- Born: Марк Яковлевич Вайль January 25, 1952 Tashkent, USSR
- Died: September 7, 2007 (aged 55) Tashkent, Uzbekistan
- Cause of death: Murdered
- Occupation: Theatre director
- Known for: Founder of Ilkhom Theatre

= Mark Weil =

Uzbekistani theatre director

Mark Yakovlevich Weil (Марк Яковлевич Вайль; 25 January 1952 - 7 September 2007) was a Soviet and Uzbekistani theatre director, and founder and art director of the Ilkhom Theatre in Tashkent. His parents, Ukrainian Jews, had arrived in Uzbekistan in the late 1930s. His father was a soldier, and his mother had studied at the Theatre Institute, Kiev.

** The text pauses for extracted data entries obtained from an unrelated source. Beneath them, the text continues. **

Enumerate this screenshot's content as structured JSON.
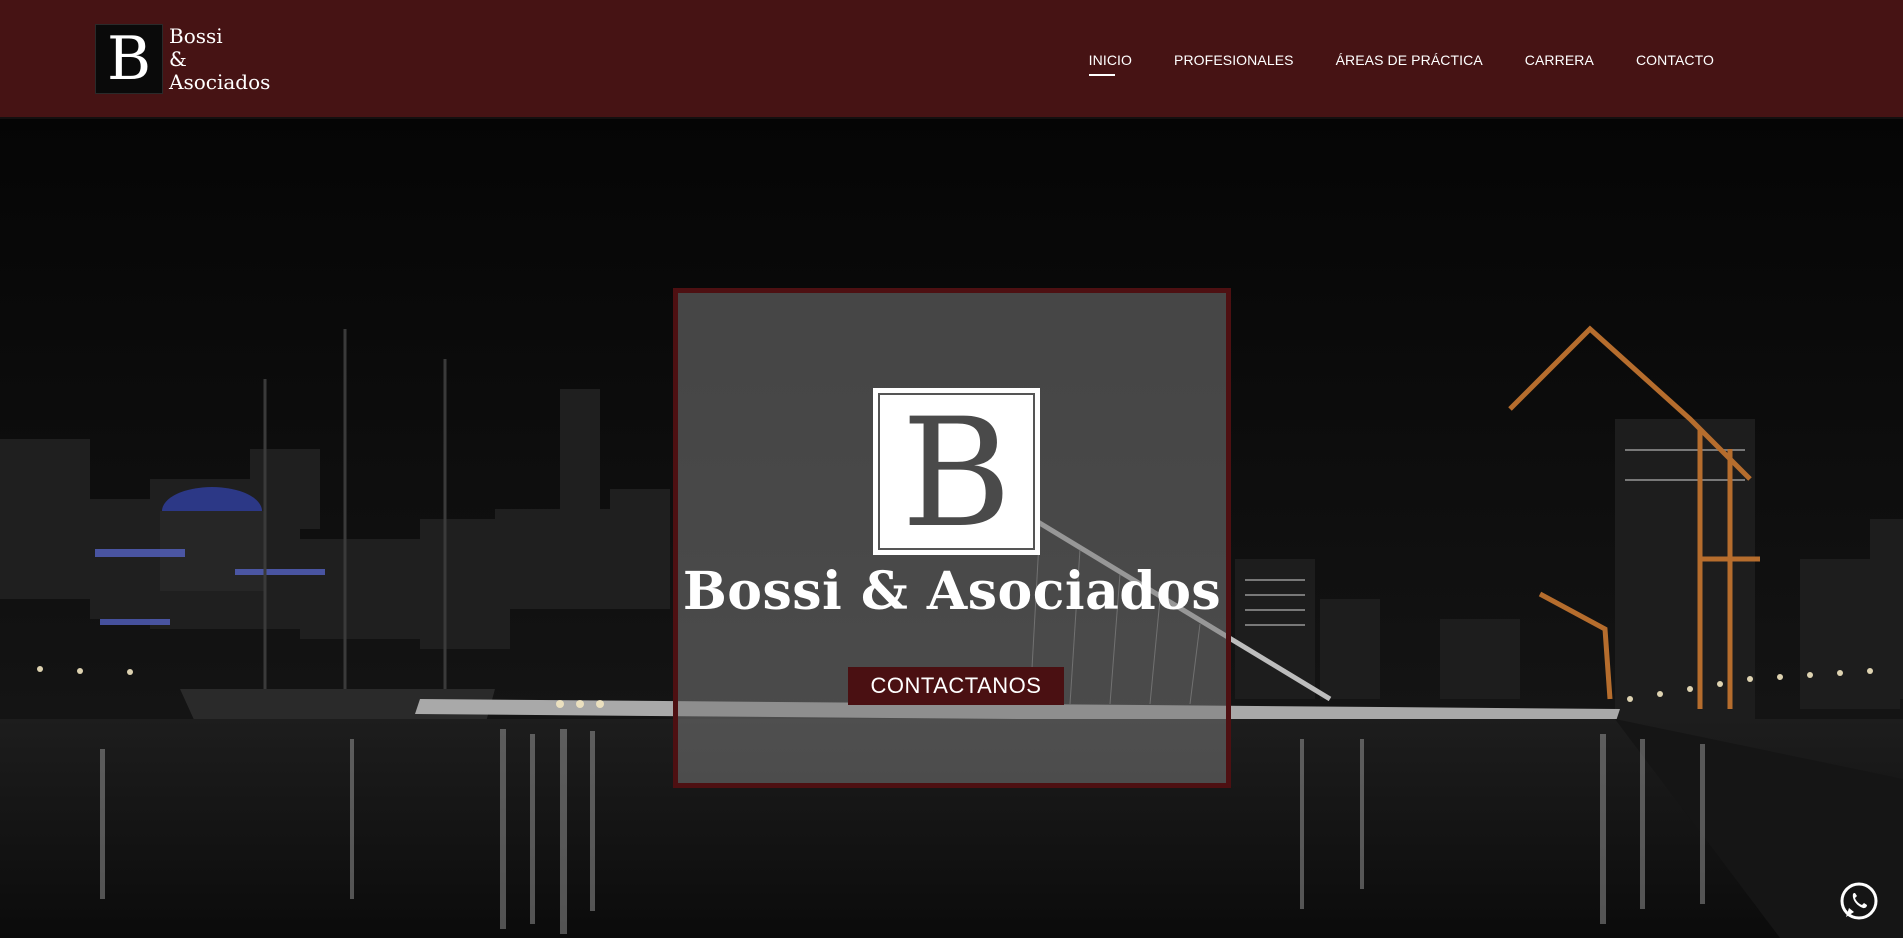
{
  "header": {
    "logo": {
      "mark": "B",
      "lines": [
        "Bossi",
        "&",
        "Asociados"
      ]
    },
    "nav": [
      {
        "label": "INICIO",
        "active": true
      },
      {
        "label": "PROFESIONALES",
        "active": false
      },
      {
        "label": "ÁREAS DE PRÁCTICA",
        "active": false
      },
      {
        "label": "CARRERA",
        "active": false
      },
      {
        "label": "CONTACTO",
        "active": false
      }
    ]
  },
  "hero": {
    "card": {
      "logo_mark": "B",
      "title": "Bossi & Asociados",
      "cta_label": "CONTACTANOS"
    }
  },
  "floating": {
    "whatsapp_icon": "whatsapp-icon"
  },
  "colors": {
    "brand": "#461314",
    "card_border": "#4e1012",
    "cta": "#4a1012"
  }
}
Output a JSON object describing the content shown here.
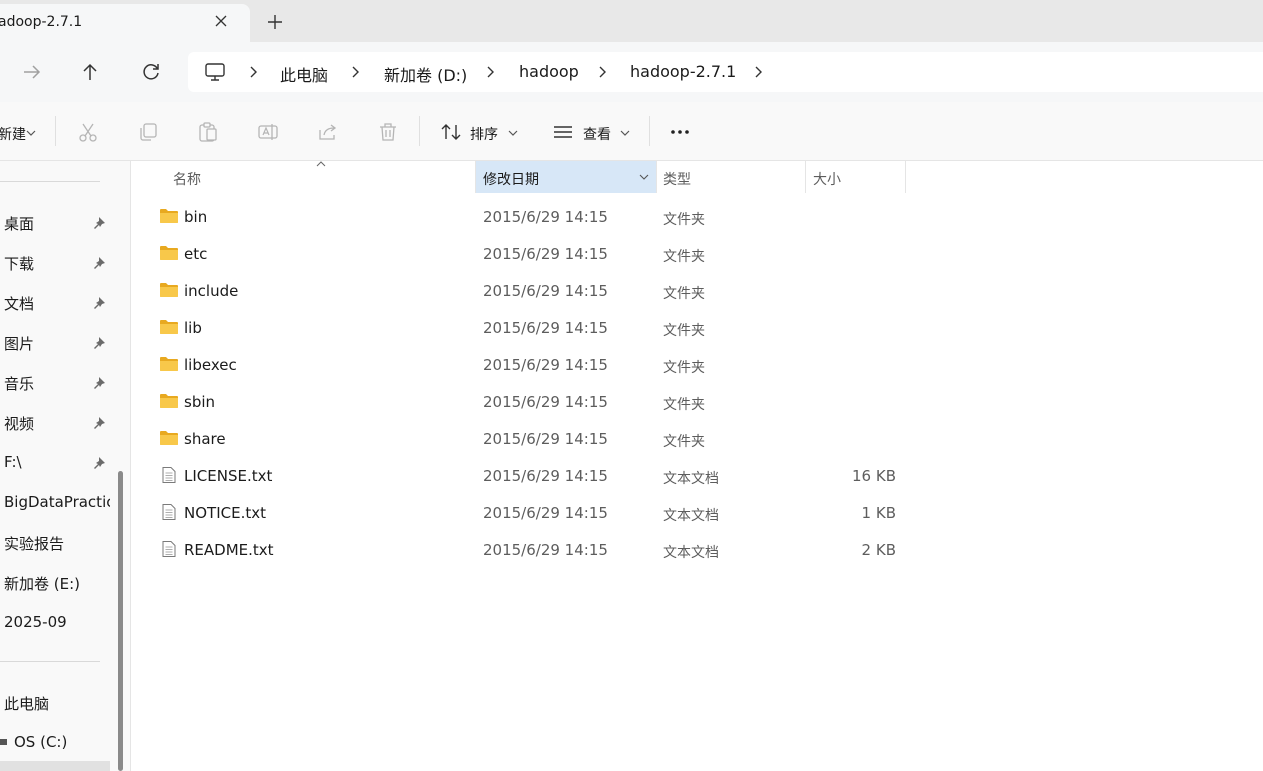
{
  "tab": {
    "title": "adoop-2.7.1"
  },
  "breadcrumb": [
    "此电脑",
    "新加卷 (D:)",
    "hadoop",
    "hadoop-2.7.1"
  ],
  "commands": {
    "new_label": "新建",
    "sort_label": "排序",
    "view_label": "查看"
  },
  "sidebar": {
    "quick_access": [
      {
        "label": "桌面",
        "pinned": true
      },
      {
        "label": "下载",
        "pinned": true
      },
      {
        "label": "文档",
        "pinned": true
      },
      {
        "label": "图片",
        "pinned": true
      },
      {
        "label": "音乐",
        "pinned": true
      },
      {
        "label": "视频",
        "pinned": true
      },
      {
        "label": "F:\\",
        "pinned": true
      },
      {
        "label": "BigDataPractice",
        "pinned": false
      },
      {
        "label": "实验报告",
        "pinned": false
      },
      {
        "label": "新加卷 (E:)",
        "pinned": false
      },
      {
        "label": "2025-09",
        "pinned": false
      }
    ],
    "this_pc": "此电脑",
    "drive_c": "OS (C:)"
  },
  "columns": {
    "name": "名称",
    "date": "修改日期",
    "type": "类型",
    "size": "大小"
  },
  "files": [
    {
      "name": "bin",
      "date": "2015/6/29 14:15",
      "type": "文件夹",
      "size": "",
      "icon": "folder-icon"
    },
    {
      "name": "etc",
      "date": "2015/6/29 14:15",
      "type": "文件夹",
      "size": "",
      "icon": "folder-icon"
    },
    {
      "name": "include",
      "date": "2015/6/29 14:15",
      "type": "文件夹",
      "size": "",
      "icon": "folder-icon"
    },
    {
      "name": "lib",
      "date": "2015/6/29 14:15",
      "type": "文件夹",
      "size": "",
      "icon": "folder-icon"
    },
    {
      "name": "libexec",
      "date": "2015/6/29 14:15",
      "type": "文件夹",
      "size": "",
      "icon": "folder-icon"
    },
    {
      "name": "sbin",
      "date": "2015/6/29 14:15",
      "type": "文件夹",
      "size": "",
      "icon": "folder-icon"
    },
    {
      "name": "share",
      "date": "2015/6/29 14:15",
      "type": "文件夹",
      "size": "",
      "icon": "folder-icon"
    },
    {
      "name": "LICENSE.txt",
      "date": "2015/6/29 14:15",
      "type": "文本文档",
      "size": "16 KB",
      "icon": "text-file-icon"
    },
    {
      "name": "NOTICE.txt",
      "date": "2015/6/29 14:15",
      "type": "文本文档",
      "size": "1 KB",
      "icon": "text-file-icon"
    },
    {
      "name": "README.txt",
      "date": "2015/6/29 14:15",
      "type": "文本文档",
      "size": "2 KB",
      "icon": "text-file-icon"
    }
  ],
  "colors": {
    "folder": "#f8c84a",
    "folder_dark": "#e8a920",
    "header_active": "#d7e7f7",
    "sidebar_bg": "#f9f9f9"
  }
}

His last production was the Greek tragedy The Oresteia; he was murdered the day before it was scheduled to open, and the actors went ahead because the show must go on. He was stabbed to death in the entrance lobby to his block of flats in Tashkent. He was reportedly attacked by two unknown males, who hit him on the head with a bottle and stabbed him in the abdomen. The murderers escaped after the attack.

His murder was the subject of a BBC Radio 4 Crossing Continents documentary in April 2008.

İn 2010, three men were convicted of murdering Weil. They said they had killed him in response to his portrayal of Muhammad in his play Imitating the Koran.